Murine genetic deficiency of neuronal nitric oxide synthase (nNOS(-/-) ) and interstitial cells of Cajal (W/W(v) ): Implications for achalasia?

Abstract

Background and aim: Nitric oxide (NO) is an important inhibitory mediator of esophageal function, and its lack leads to typical features of achalasia. In contrast, the role of intramuscular interstitial cells of Cajal (ICC-IM) and vasoactive intestinal peptide (VIP) in lower esophageal sphincter (LES) function is still controversial. Therefore, we examined the function and morphology of the LES in vivo in NO-deficient (nNOS(-/-) ), ICC-IM-deficient (W/W(v) )-, and wild-type (WT) mice.

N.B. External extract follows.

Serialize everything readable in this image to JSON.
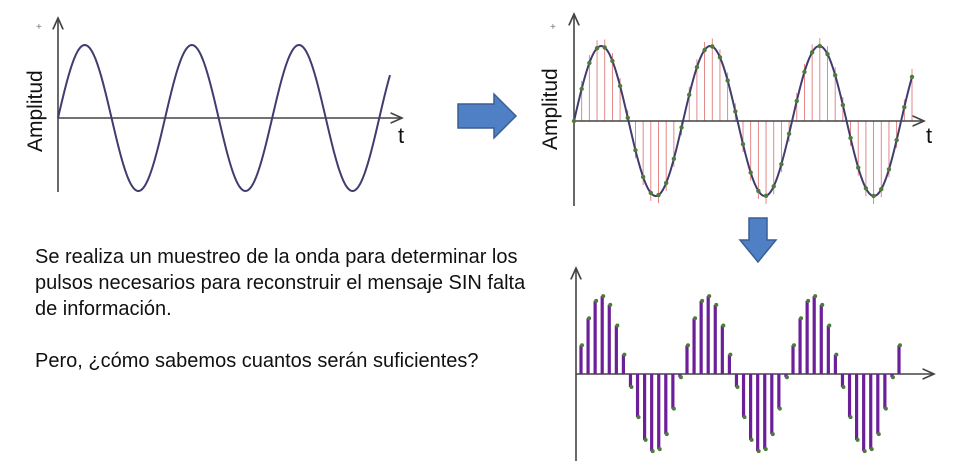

Methods: Esophageal manometry was performed with a micro-sized transducer catheter to quantify LES pressure, swallow evoked LES relaxation, and esophageal body motility. The LES morphology was examined by semiquantitative analysis of the immunoreactivity (reduction grade I-IV) of neuronal NOS (nNOS), ICC-IM, and VIP and their correlation with esophageal function.

Results: nNOS(-/-) in comparison to WT mice showed a significantly higher LES mean resting pressure with an impaired swallow induced relaxation, whereas W/W(v) mice had a hypotensive LES with decreased relaxation. W/W(v) and nNOS(-/-) mice demonstrated differing degrees of tubular esophageal dysfunction. The reduced immunoreactivity of nNOS correlated with an increased LES pressure and decreased LES relaxation, respectively. Cajal-cell reduction correlated with impaired LES relaxation, whereas VIP reduction revealed no correlation with esophageal function.

Conclusions: The reduction of ICC-IM and nNOS can cause dysfunction of the LES and esophageal peristalsis, whereas VIP reduction seems to have no effect. ICC-IM and nNOS deficiency might be independent relevant causes of esophageal dysfunction similar to that seen in human achalasia.

Keywords: achalasia; interstitial cells of Cajal; lower esophageal sphincter; nitric oxide; vasoactive intestinal peptide.